Tuntutan dalam Gugatan
Dalam gugatan tersebut, penggugat mengajukan tuntutan provisi (putusan sela mendasar) agar Majelis Hakim PN Jakarta Timur segera mengeluarkan penetapan yang menyatakan Tergugat I nonaktif sementara dari jabatan Ketua Umum DPN Peradi. Selain itu, penggugat meminta agar Tergugat II, yaitu Presiden selaku kepala eksekutif, memberhentikan sementara Tergugat I dari jabatannya sebagai Wamenko Kumham Imipas untuk mencegah benturan kepentingan dan penyalahgunaan wewenang.

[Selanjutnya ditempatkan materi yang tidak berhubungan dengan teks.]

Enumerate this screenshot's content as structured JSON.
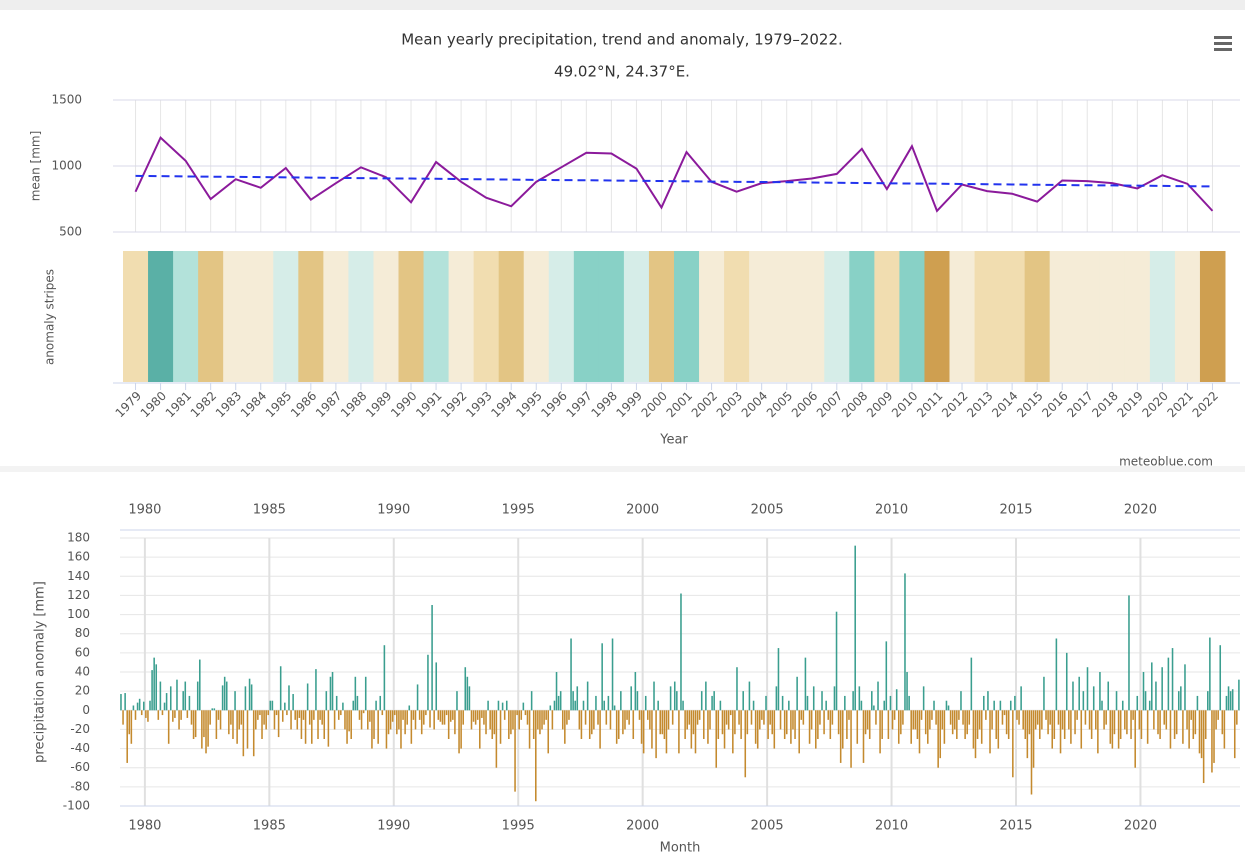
{
  "chart_data": [
    {
      "type": "line",
      "title": "Mean yearly precipitation, trend and anomaly, 1979–2022.",
      "subtitle": "49.02°N, 24.37°E.",
      "y_label": "mean [mm]",
      "stripes_label": "anomaly stripes",
      "x_label": "Year",
      "credit": "meteoblue.com",
      "categories": [
        "1979",
        "1980",
        "1981",
        "1982",
        "1983",
        "1984",
        "1985",
        "1986",
        "1987",
        "1988",
        "1989",
        "1990",
        "1991",
        "1992",
        "1993",
        "1994",
        "1995",
        "1996",
        "1997",
        "1998",
        "1999",
        "2000",
        "2001",
        "2002",
        "2003",
        "2004",
        "2005",
        "2006",
        "2007",
        "2008",
        "2009",
        "2010",
        "2011",
        "2012",
        "2013",
        "2014",
        "2015",
        "2016",
        "2017",
        "2018",
        "2019",
        "2020",
        "2021",
        "2022"
      ],
      "series": [
        {
          "color": "#8b1a9b",
          "dashed": false,
          "values": [
            805,
            1215,
            1040,
            750,
            900,
            835,
            985,
            745,
            870,
            990,
            915,
            725,
            1030,
            880,
            760,
            695,
            880,
            990,
            1100,
            1095,
            980,
            685,
            1105,
            880,
            805,
            870,
            885,
            905,
            940,
            1130,
            825,
            1150,
            660,
            860,
            810,
            790,
            730,
            890,
            885,
            870,
            830,
            930,
            865,
            660
          ]
        },
        {
          "color": "#2233ee",
          "dashed": true,
          "values": [
            925,
            923,
            921,
            919,
            918,
            916,
            914,
            912,
            910,
            908,
            906,
            905,
            903,
            901,
            899,
            897,
            895,
            893,
            892,
            890,
            888,
            886,
            884,
            882,
            880,
            879,
            877,
            875,
            873,
            871,
            869,
            867,
            866,
            864,
            862,
            860,
            858,
            856,
            854,
            853,
            851,
            849,
            847,
            845
          ]
        }
      ],
      "stripe_colors": [
        "#f1ddb0",
        "#5ab0a6",
        "#b3e2da",
        "#e3c584",
        "#f5ecd7",
        "#f5ecd7",
        "#d6ede8",
        "#e3c584",
        "#f5ecd7",
        "#d6ede8",
        "#f5ecd7",
        "#e3c584",
        "#b3e2da",
        "#f5ecd7",
        "#f1ddb0",
        "#e3c584",
        "#f5ecd7",
        "#d6ede8",
        "#88d1c6",
        "#88d1c6",
        "#d6ede8",
        "#e3c584",
        "#88d1c6",
        "#f5ecd7",
        "#f1ddb0",
        "#f5ecd7",
        "#f5ecd7",
        "#f5ecd7",
        "#d6ede8",
        "#88d1c6",
        "#f1ddb0",
        "#88d1c6",
        "#cf9f50",
        "#f5ecd7",
        "#f1ddb0",
        "#f1ddb0",
        "#e3c584",
        "#f5ecd7",
        "#f5ecd7",
        "#f5ecd7",
        "#f5ecd7",
        "#d6ede8",
        "#f5ecd7",
        "#cf9f50"
      ],
      "ylim": [
        500,
        1500
      ],
      "yticks": [
        500,
        1000,
        1500
      ],
      "grid": true
    },
    {
      "type": "bar",
      "x_label": "Month",
      "y_label": "precipitation anomaly [mm]",
      "years": [
        1979,
        1980,
        1981,
        1982,
        1983,
        1984,
        1985,
        1986,
        1987,
        1988,
        1989,
        1990,
        1991,
        1992,
        1993,
        1994,
        1995,
        1996,
        1997,
        1998,
        1999,
        2000,
        2001,
        2002,
        2003,
        2004,
        2005,
        2006,
        2007,
        2008,
        2009,
        2010,
        2011,
        2012,
        2013,
        2014,
        2015,
        2016,
        2017,
        2018,
        2019,
        2020,
        2021,
        2022,
        2023
      ],
      "values": [
        [
          17,
          -15,
          18,
          -55,
          -25,
          -35,
          5,
          -10,
          8,
          12,
          -5,
          9
        ],
        [
          -8,
          -12,
          10,
          42,
          55,
          48,
          -10,
          30,
          -5,
          8,
          18,
          -35
        ],
        [
          25,
          -12,
          -8,
          32,
          -20,
          -10,
          20,
          30,
          -8,
          15,
          -15,
          -30
        ],
        [
          -28,
          30,
          53,
          -40,
          -28,
          -45,
          -38,
          -15,
          2,
          2,
          -30,
          -10
        ],
        [
          -20,
          26,
          35,
          30,
          -25,
          -15,
          -30,
          20,
          -35,
          -20,
          -15,
          -48
        ],
        [
          25,
          -40,
          33,
          27,
          -48,
          -20,
          -10,
          -5,
          -30,
          -15,
          -20,
          -5
        ],
        [
          10,
          10,
          -20,
          -5,
          -28,
          46,
          -12,
          8,
          -5,
          26,
          -20,
          17
        ],
        [
          -10,
          -20,
          -8,
          -30,
          -10,
          -35,
          28,
          -15,
          -35,
          -10,
          43,
          -30
        ],
        [
          -10,
          -15,
          -30,
          20,
          -38,
          35,
          40,
          -20,
          15,
          -10,
          -5,
          8
        ],
        [
          -20,
          -35,
          -22,
          -30,
          10,
          35,
          15,
          -10,
          -20,
          -3,
          35,
          -20
        ],
        [
          -12,
          -40,
          -30,
          10,
          -35,
          15,
          -5,
          68,
          -40,
          -25,
          -20,
          -12
        ],
        [
          -5,
          -25,
          -20,
          -40,
          -10,
          -25,
          -15,
          5,
          -35,
          -10,
          -20,
          27
        ],
        [
          -10,
          -25,
          -15,
          -5,
          58,
          -18,
          110,
          -20,
          50,
          -10,
          -12,
          -15
        ],
        [
          -15,
          -5,
          -30,
          -12,
          -10,
          -25,
          20,
          -45,
          -40,
          -15,
          45,
          35
        ],
        [
          25,
          -20,
          -12,
          -15,
          -10,
          -40,
          -8,
          -15,
          -25,
          10,
          -20,
          -30
        ],
        [
          -25,
          -60,
          10,
          -35,
          8,
          -10,
          10,
          -30,
          -25,
          -20,
          -85,
          -5
        ],
        [
          -20,
          -10,
          8,
          -5,
          -15,
          -40,
          20,
          -30,
          -95,
          -20,
          -25,
          -20
        ],
        [
          -15,
          -10,
          -45,
          5,
          -20,
          10,
          40,
          15,
          20,
          -20,
          -35,
          -15
        ],
        [
          -10,
          75,
          20,
          10,
          25,
          -20,
          -30,
          10,
          -15,
          30,
          -30,
          -25
        ],
        [
          -20,
          15,
          -15,
          -40,
          70,
          10,
          -15,
          15,
          -20,
          75,
          5,
          -35
        ],
        [
          -30,
          20,
          -25,
          -20,
          -10,
          -15,
          25,
          -30,
          40,
          20,
          -10,
          -35
        ],
        [
          -45,
          15,
          -10,
          -20,
          -40,
          30,
          -50,
          10,
          -25,
          -25,
          -30,
          -45
        ],
        [
          -20,
          25,
          -15,
          30,
          20,
          -45,
          122,
          10,
          -30,
          -20,
          -15,
          -40
        ],
        [
          -25,
          -45,
          -15,
          -10,
          20,
          -30,
          30,
          -35,
          -20,
          15,
          20,
          -60
        ],
        [
          -30,
          10,
          -25,
          -40,
          -15,
          -20,
          -5,
          -45,
          -25,
          45,
          -15,
          -30
        ],
        [
          20,
          -70,
          -25,
          30,
          -15,
          10,
          -35,
          -40,
          -20,
          -10,
          -15,
          15
        ],
        [
          -30,
          -15,
          -25,
          -40,
          25,
          65,
          -20,
          15,
          -30,
          -25,
          10,
          -35
        ],
        [
          -20,
          -30,
          35,
          -45,
          -10,
          -15,
          55,
          15,
          -35,
          -20,
          25,
          -40
        ],
        [
          -30,
          -15,
          20,
          -25,
          10,
          -10,
          -30,
          -15,
          25,
          103,
          -25,
          -55
        ],
        [
          -40,
          15,
          -30,
          -10,
          -60,
          20,
          172,
          -35,
          25,
          10,
          -55,
          -25
        ],
        [
          -20,
          -30,
          20,
          5,
          -15,
          30,
          -45,
          -30,
          10,
          72,
          -30,
          15
        ],
        [
          -20,
          -10,
          22,
          -35,
          -25,
          -15,
          143,
          40,
          15,
          -35,
          -20,
          -20
        ],
        [
          -30,
          -45,
          -10,
          25,
          -25,
          -35,
          -20,
          -10,
          10,
          -15,
          -60,
          -50
        ],
        [
          -20,
          -35,
          10,
          5,
          -15,
          -25,
          -20,
          -30,
          -10,
          20,
          -15,
          -30
        ],
        [
          -25,
          -15,
          55,
          -40,
          -50,
          -30,
          -20,
          -35,
          15,
          -10,
          20,
          -45
        ],
        [
          -20,
          10,
          -30,
          -40,
          10,
          -15,
          -5,
          -25,
          -30,
          10,
          -70,
          15
        ],
        [
          -10,
          -15,
          25,
          -20,
          -30,
          -50,
          -25,
          -88,
          -60,
          -20,
          -15,
          -30
        ],
        [
          -20,
          35,
          -10,
          -25,
          -15,
          -40,
          -30,
          75,
          -15,
          -45,
          -20,
          -30
        ],
        [
          60,
          -20,
          -35,
          30,
          -25,
          -10,
          35,
          -40,
          20,
          -15,
          45,
          -20
        ],
        [
          -30,
          25,
          -20,
          -45,
          40,
          10,
          -20,
          -15,
          30,
          -35,
          -40,
          -25
        ],
        [
          20,
          -40,
          -30,
          10,
          -20,
          -25,
          120,
          -30,
          -10,
          -60,
          15,
          -20
        ],
        [
          -30,
          40,
          20,
          -35,
          10,
          50,
          -20,
          30,
          -25,
          -30,
          45,
          -15
        ],
        [
          -20,
          55,
          -40,
          65,
          -30,
          -25,
          20,
          25,
          -35,
          48,
          -20,
          -40
        ],
        [
          -10,
          -30,
          -25,
          15,
          -45,
          -50,
          -76,
          -30,
          20,
          76,
          -65,
          -55
        ],
        [
          -20,
          -10,
          68,
          -25,
          -40,
          15,
          25,
          20,
          22,
          -50,
          -15,
          32
        ]
      ],
      "positive_color": "#3a9e8f",
      "negative_color": "#c48a2e",
      "xlim": [
        1979,
        2024
      ],
      "xticks": [
        1980,
        1985,
        1990,
        1995,
        2000,
        2005,
        2010,
        2015,
        2020
      ],
      "ylim": [
        -100,
        180
      ],
      "yticks": [
        -100,
        -80,
        -60,
        -40,
        -20,
        0,
        20,
        40,
        60,
        80,
        100,
        120,
        140,
        160,
        180
      ],
      "grid": true
    }
  ]
}
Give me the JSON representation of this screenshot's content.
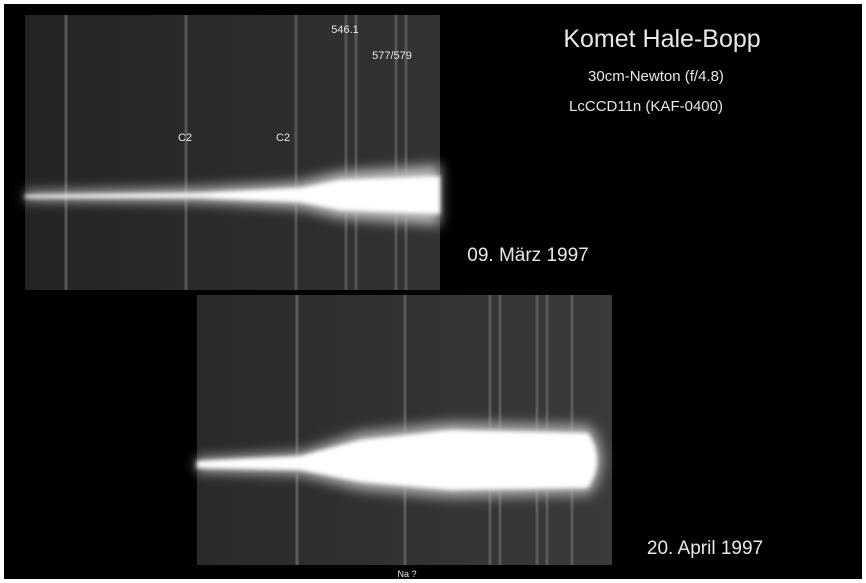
{
  "title": "Komet Hale-Bopp",
  "telescope": "30cm-Newton (f/4.8)",
  "camera": "LcCCD11n (KAF-0400)",
  "spectra": [
    {
      "date": "09. März 1997",
      "labels": [
        "546.1",
        "577/579",
        "C2",
        "C2"
      ]
    },
    {
      "date": "20. April 1997",
      "labels": [
        "Na ?"
      ]
    }
  ]
}
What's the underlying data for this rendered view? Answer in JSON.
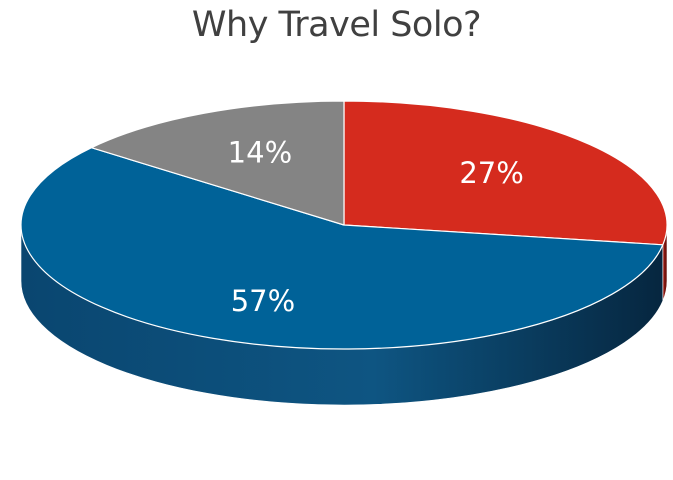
{
  "chart_data": {
    "type": "pie",
    "title": "Why Travel Solo?",
    "slices": [
      {
        "value": 27,
        "label": "27%",
        "color": "#d52b1e"
      },
      {
        "value": 57,
        "label": "57%",
        "color": "#006298"
      },
      {
        "value": 14,
        "label": "14%",
        "color": "#848484"
      }
    ],
    "style": "3d",
    "legend": "none"
  }
}
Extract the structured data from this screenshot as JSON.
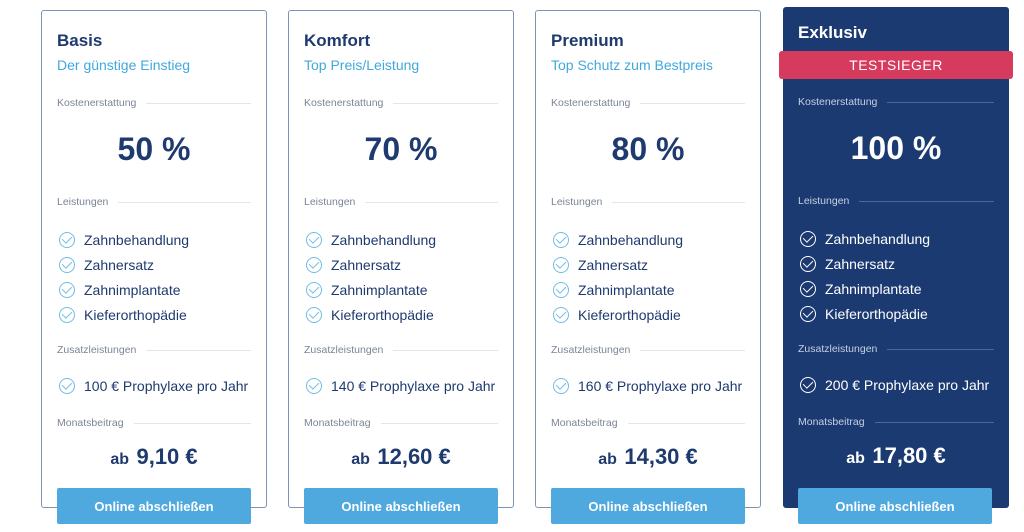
{
  "plans": [
    {
      "name": "Basis",
      "subtitle": "Der günstige Einstieg",
      "badge": "",
      "reimbursement_label": "Kostenerstattung",
      "reimbursement": "50 %",
      "benefits_label": "Leistungen",
      "benefits": [
        "Zahnbehandlung",
        "Zahnersatz",
        "Zahnimplantate",
        "Kieferorthopädie"
      ],
      "extras_label": "Zusatzleistungen",
      "extra": "100 € Prophylaxe pro Jahr",
      "monthly_label": "Monatsbeitrag",
      "price_prefix": "ab",
      "price": "9,10 €",
      "cta_label": "Online abschließen"
    },
    {
      "name": "Komfort",
      "subtitle": "Top Preis/Leistung",
      "badge": "",
      "reimbursement_label": "Kostenerstattung",
      "reimbursement": "70 %",
      "benefits_label": "Leistungen",
      "benefits": [
        "Zahnbehandlung",
        "Zahnersatz",
        "Zahnimplantate",
        "Kieferorthopädie"
      ],
      "extras_label": "Zusatzleistungen",
      "extra": "140 € Prophylaxe pro Jahr",
      "monthly_label": "Monatsbeitrag",
      "price_prefix": "ab",
      "price": "12,60 €",
      "cta_label": "Online abschließen"
    },
    {
      "name": "Premium",
      "subtitle": "Top Schutz zum Bestpreis",
      "badge": "",
      "reimbursement_label": "Kostenerstattung",
      "reimbursement": "80 %",
      "benefits_label": "Leistungen",
      "benefits": [
        "Zahnbehandlung",
        "Zahnersatz",
        "Zahnimplantate",
        "Kieferorthopädie"
      ],
      "extras_label": "Zusatzleistungen",
      "extra": "160 € Prophylaxe pro Jahr",
      "monthly_label": "Monatsbeitrag",
      "price_prefix": "ab",
      "price": "14,30 €",
      "cta_label": "Online abschließen"
    },
    {
      "name": "Exklusiv",
      "subtitle": "",
      "badge": "TESTSIEGER",
      "reimbursement_label": "Kostenerstattung",
      "reimbursement": "100 %",
      "benefits_label": "Leistungen",
      "benefits": [
        "Zahnbehandlung",
        "Zahnersatz",
        "Zahnimplantate",
        "Kieferorthopädie"
      ],
      "extras_label": "Zusatzleistungen",
      "extra": "200 € Prophylaxe pro Jahr",
      "monthly_label": "Monatsbeitrag",
      "price_prefix": "ab",
      "price": "17,80 €",
      "cta_label": "Online abschließen"
    }
  ],
  "colors": {
    "navy": "#1e3a6e",
    "featured_bg": "#1b3a72",
    "accent_blue": "#3fa9dc",
    "button": "#4fa9df",
    "badge": "#d63a5d",
    "check": "#6fbde4"
  },
  "icons": {
    "benefit": "check-circle-icon"
  }
}
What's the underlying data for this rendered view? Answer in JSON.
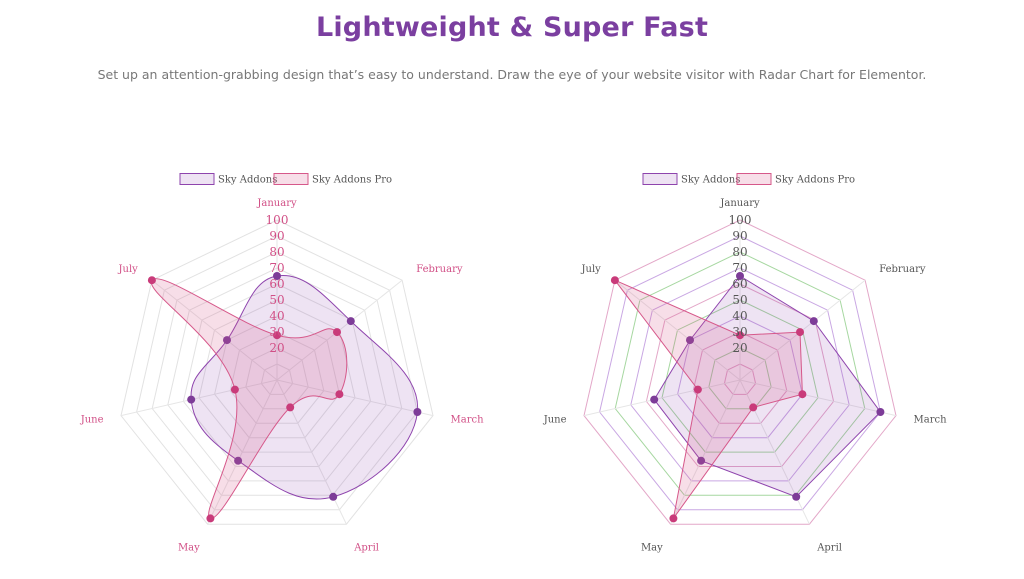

Dalam pokok perkara, penggugat memohon agar Majelis Hakim menyatakan secara hukum bahwa masa jabatan serta seluruh akta perubahan Anggaran Dasar/Anggaran Rumah Tangga (AD/ART) Peradi yang digunakan untuk memperpanjang kepemimpinan Tergugat I adalah cacat hukum dan tidak memiliki kekuatan hukum mengikat. Penggugat juga menuntut ganti rugi materiil tanggung renteng sebesar Rp4.000.000, yang merupakan nominal biaya sumpah advokat yang telah dibayarkan oleh penggugat.
Gugatan Sebelumnya di PN Balikpapan
Sebelum gugatan di PN Jakarta Timur, Otto Hasibuan juga telah digugat oleh tujuh advokat sekaligus anggota DPC Peradi Balikpapan ke PN Balikpapan pada Senin, 8 Juni 2026. Gugatan tersebut diajukan melalui Kantor Lembaga Kajian & Advokasi Hukum (LKAH) Kharisma Insan Cita. Langkah hukum itu diambil menyusul sikap Otto yang dinilai mengabaikan putusan MK terkait larangan perangkapan jabatan.
Hingga berita ini diturunkan, CNNIndonesia.com telah berusaha menghubungi Otto Hasibuan untuk meminta tanggapan terkait gugatan tersebut, namun belum mendapat respons.